The 90 days gives the agency a chance to see if the particular way that company would release the new chemical to water is a concern, the EPA’s Morris said.
“We want to look at it and evaluate if that would pose an unreasonable risk,” he said.
The agency then can impose additional limits on a proposed new use, and it can require the company to produce data so it can better understand the potential problem.
SNURs can play a useful and appropriate role that completes a new chemical’s entry into commerce, Karyn Schmidt, senior director for chemical regulation, regulatory and technical affairs at the American Chemistry Council, told Bloomberg Environment.
New use rules aren’t the most urgent problem that the council’s chemical manufacturers face, she said. Instead, it is the months—in some cases years—it takes the EPA to decide whether a new chemical can be made, Schmidt said by email.
The law gives the agency 90 days to complete its review, allowing for a one-time 90-day extension.
Catch Up
The EPA is working to speed its new chemical reviews, according to Morris.

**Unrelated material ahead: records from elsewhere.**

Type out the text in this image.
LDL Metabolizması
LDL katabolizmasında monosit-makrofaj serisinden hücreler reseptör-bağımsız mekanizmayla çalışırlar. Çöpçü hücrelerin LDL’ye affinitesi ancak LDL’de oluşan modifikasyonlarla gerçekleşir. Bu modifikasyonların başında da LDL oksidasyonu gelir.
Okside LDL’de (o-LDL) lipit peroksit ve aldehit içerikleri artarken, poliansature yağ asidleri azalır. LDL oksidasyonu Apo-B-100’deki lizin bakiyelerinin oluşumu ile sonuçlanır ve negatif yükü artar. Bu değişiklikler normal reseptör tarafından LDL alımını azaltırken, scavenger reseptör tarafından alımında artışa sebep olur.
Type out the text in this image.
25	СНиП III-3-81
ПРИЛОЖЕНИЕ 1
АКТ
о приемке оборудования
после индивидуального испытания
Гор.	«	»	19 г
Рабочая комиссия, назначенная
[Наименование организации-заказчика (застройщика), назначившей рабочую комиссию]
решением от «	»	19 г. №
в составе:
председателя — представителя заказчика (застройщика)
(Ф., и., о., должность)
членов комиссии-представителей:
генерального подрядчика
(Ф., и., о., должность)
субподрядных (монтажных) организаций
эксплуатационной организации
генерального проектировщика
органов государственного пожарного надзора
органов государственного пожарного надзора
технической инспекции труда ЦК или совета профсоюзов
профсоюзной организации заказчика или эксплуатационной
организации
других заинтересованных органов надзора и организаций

The new use rules issued since August show new compounds already have reached the market, and the EPA is catching up by issuing SNURs when those types of rules are required, Morris said. The pace will level off after the EPA gets caught up, he said.
The EPA’s release of the new use rules is good news for the original manufacturers, said Engler, who became chemistry director at the Washington office of Bergeson & Campbell PC after leaving the EPA.
Many consent orders include restrictions limiting how far down the supply chain a new chemical can be sold until SNURs are issued, he said.
Once the SNURs are proposed, the new chemicals can be sold further down the supply chain.
Failure to Protect?
The infrastructure the EPA has built since 2016 to oversee new chemicals is so riddled with cracks that the agency is failing to protect people and the environment as amended TSCA requires, Rosenberg and Denison told Bloomberg Environment.
Denison cited hundreds of details in restrictions the agency has—or hasn’t—mandated for new chemicals.
The combined impact of these safety gaps is that the EPA is failing to protect workers, consumers, the public, and the environment, and is violating the law, he said.
The Oct. 16 batch of SNURs illustrates another way the agency is defying TSCA, according to Rosenberg.
The TSCA amendments require the EPA to control potentially unreasonable risks from known, intended, or reasonably foreseeable uses of a new chemical before it enters commerce, Rosenberg said.
The agency allowed the 13 chemicals identified in that rule to enter commerce despite recognizing they could pose risks, he said. The agency then proposed the SNURs to control the reasonably foreseeable risks.
The EPA proposed that strategy in December 2017, prompting the Natural Resources Defense Council to challenge it in a federal appeals court.
The council then dropped its lawsuit in August because the EPA hadn’t used its proposed strategy. Now it has.
The American Chemistry Council’s Schmidt said the EPA’s strategy holds promise.